Olympic Watch: human rights in China and the Beijing 2008 Olympics OLYMPIC WATCHOLYMPIC WATCH


Olympic Watch writes National Olympic Committees

Prague, December 10, 2006 - Olympic Watch, an organization campaigning for human rights improvements in China before the 2008 Olympic Games, has sent a letter to national Olympic committees around the world. Sent twenty months before the Games are to start and on the eve of the International Human Rights Day, the letter alerts the national committees about the ongoing human rights violations in China and reminds them of their obligations in defending Olympic ideals.

Contrasting the Chinese government’s record on universally defined human rights standards such as the death penalty, torture, freedom of expression and other issues, with the Olympic ideals of “dignity of the individual”, and “respect for fundamental universal ethical principles”, Olympic Watch calls on the national committees to respond to the fact that the International Olympic Committee “has apparently made little effort to actually hold [the Beijing Organizing Committee] accountable for the context in which the 2008 Olympic Games are to take place”.

The full text of the letter follows below.

Prague, 8 December 2006

Dear [President of National Olympic Committee],

Twenty months before the 2008 Olympic Games are to take place in Beijing, we are writing you on the eve of the International Human Rights Day to alert you of the ongoing human rights violations taking place in China and to invite you to discuss how your National Olympic Committee will respond to this situation.

The Olympic Charter and Code of Ethics identify great Olympic ideals and explicitly refer to the concept of human rights. They speak of “preservation of human dignity”, “harmonious development of man”, “respect for fundamental universal ethical principles” and “dignity of the individual”. Each host city and each host government is obliged to uphold these Olympic principles.
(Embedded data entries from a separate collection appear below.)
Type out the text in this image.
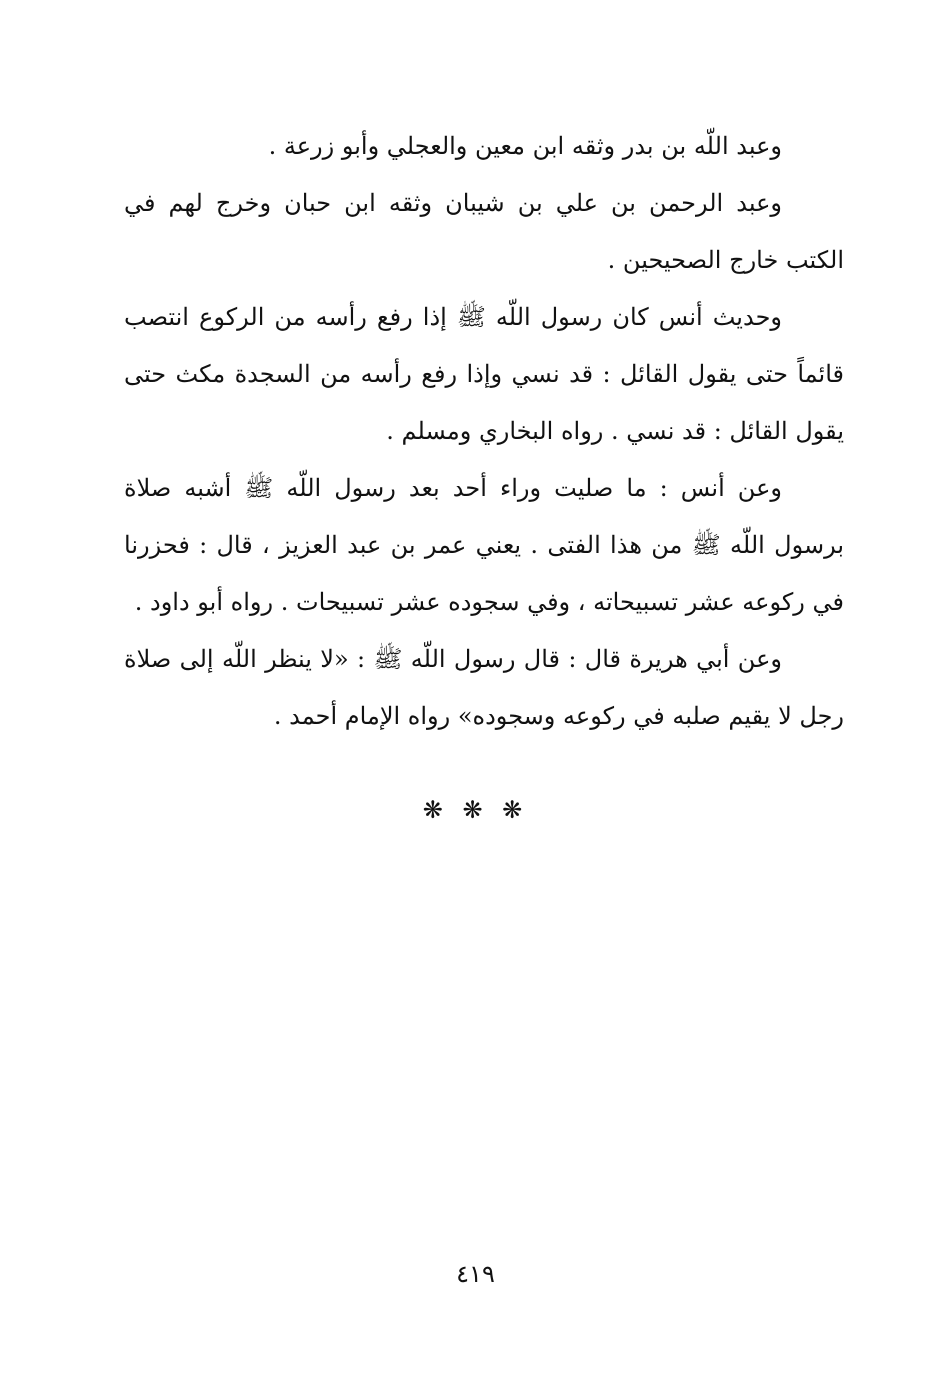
وعبد اللّه بن بدر وثقه ابن معين والعجلي وأبو زرعة .

وعبد الرحمن بن علي بن شيبان وثقه ابن حبان وخرج لهم في الكتب خارج الصحيحين .

وحديث أنس كان رسول اللّه ﷺ إذا رفع رأسه من الركوع انتصب قائماً حتى يقول القائل : قد نسي وإذا رفع رأسه من السجدة مكث حتى يقول القائل : قد نسي . رواه البخاري ومسلم .

وعن أنس : ما صليت وراء أحد بعد رسول اللّه ﷺ أشبه صلاة برسول اللّه ﷺ من هذا الفتى . يعني عمر بن عبد العزيز ، قال : فحزرنا في ركوعه عشر تسبيحاته ، وفي سجوده عشر تسبيحات . رواه أبو داود .

وعن أبي هريرة قال : قال رسول اللّه ﷺ : «لا ينظر اللّه إلى صلاة رجل لا يقيم صلبه في ركوعه وسجوده» رواه الإمام أحمد .

❋ ❋ ❋
٤١٩
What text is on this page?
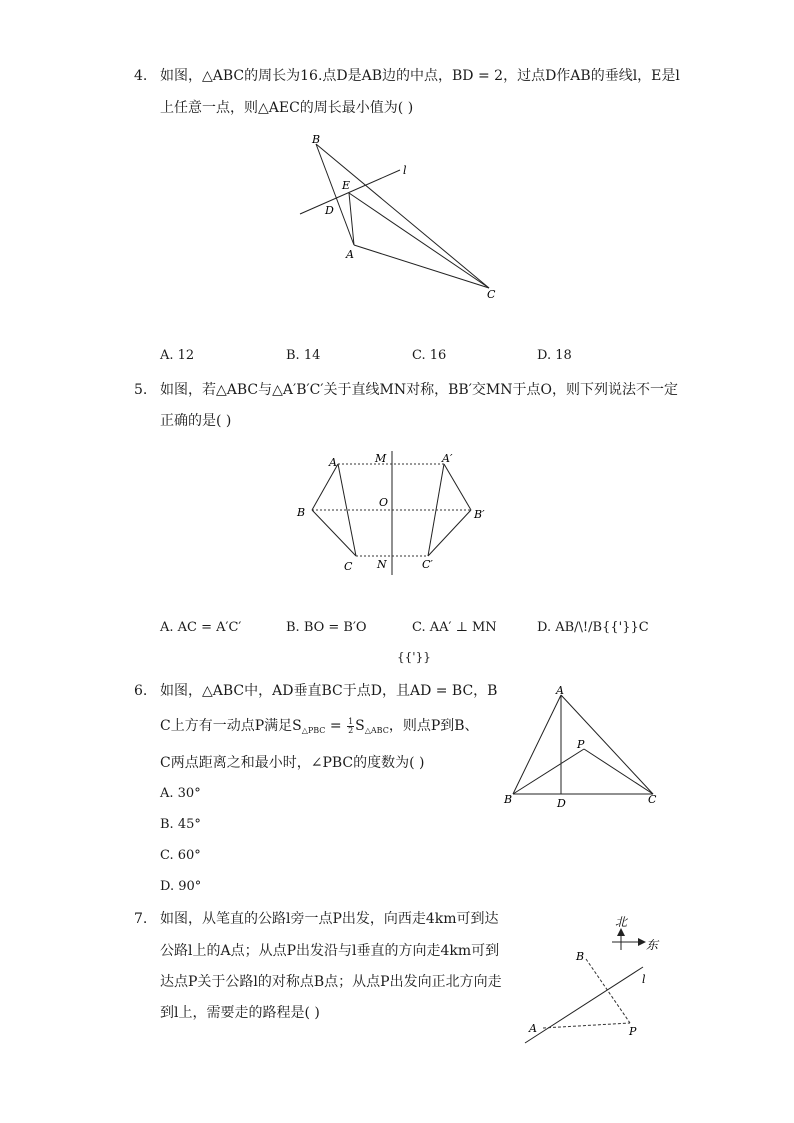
4. 如图，△ABC的周长为16.点D是AB边的中点，BD = 2，过点D作AB的垂线l，E是l
上任意一点，则△AEC的周长最小值为( )
B
E
l
D
A
C
A. 12	B. 14	C. 16	D. 18
5. 如图，若△ABC与△A′B′C′关于直线MN对称，BB′交MN于点O，则下列说法不一定
正确的是( )
A	M	A′
B
O
B′
C N	C′
A. AC = A′C′	B. BO = B′O	C. AA′ ⊥ MN	D. AB/\!/B{{'}}C
{{'}}
6. 如图，△ABC中，AD垂直BC于点D，且AD = BC，B
C上方有一动点P满足$S_{\triangle PBC} = \frac{1}{2} S_{\triangle ABC}$，则点P到B、
C两点距离之和最小时，∠PBC的度数为( )
A. 30°
B. 45°
C. 60°
D. 90°
A
P
B	D	C
7. 如图，从笔直的公路l旁一点P出发，向西走4km可到达
公路l上的A点；从点P出发沿与l垂直的方向走4km可到
达点P关于公路l的对称点B点；从点P出发向正北方向走
到l上，需要走的路程是( )
北
东
B
l
A	P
As you probably know, the situation in China can hardly be described along these lines. According to all independent monitors, the People’s Republic of China continues to be among the grossest human rights violators in the world. To name just the most obvious violations:
• Executions in China are frequent, while international standards for fair trials are not observed. Until recently, executions were carried out in sports stadiums. While this practice seems to have changed, the Chinese government continues to execute more people than the rest of the world combined. Verified numbers for 2005 speak of 3,400 death sentences and 1,770 executions, while according to some Chinese sources the numbers may actually be as high as 10,000.
• Torture in China is “widespread”, according to the UN Special Rapporteur on Torture, who had the opportunity to visit China in 2005 for the first time after years of obstruction from the government.
• The freedom of expression is violated. Despite promises of full press freedom by 2008, which the Beijing bidding committee made during the candidacy process, the Chinese government has in fact been tightening the control of the media and the internet in recent years. Dozens of journalists and internet activists are documented in prison.
• The government of the People’s Republic of China continues to deny talks about autonomy to the Tibetan people, as peacefully requested by the Tibetan government-in-exile and the Dalai Lama. The right to freedom of religion of Tibetan Buddhists, Uyghur Muslims, and Chinese Christians and Falun Gong practitioners is violated.
• The continuing militarization in China is a threat to peace and democratic processes in Taiwan and elsewhere in East and South-East Asia.
• Human rights violations have taken place even in direct relation to the organization of the Games. 300,000 Beijing residents have been evicted, typically without proper compensation, for the sake of Olympic re-development of the city. Ye Guozhu, one of the evictees, has been sentenced to four years in prison for lawfully applying to organize a peaceful rally of the evictees.

Olympic Watch and other human rights organizations have made good-faith efforts to engage in conversation with the IOC. Although President Jacques Rogge has made some encouraging statements on the IOC’s commitment to the promotion of human rights, the IOC so far has apparently made little effort to actually hold BOCOG, which is inextricably linked to the Chinese government, accountable for the context in which the 2008 Olympic Games are to take place.

We are therefore writing to ask you about your National Olympic Committee’s opinion on the situation and invite you to a conversation about how to achieve that the 2008 Olympic Games truly have a positive effect on the human rights situation of the Chinese people. As your Committee is among the institutions responsible for the promotion of the Olympic ideals, we would like to ask you whether you have already raised the issue with the IOC and/or with BOCOG officials.

We look forward to your reply and to the opportunity to assist you in your difficult task of protecting the Olympic ideals in this context.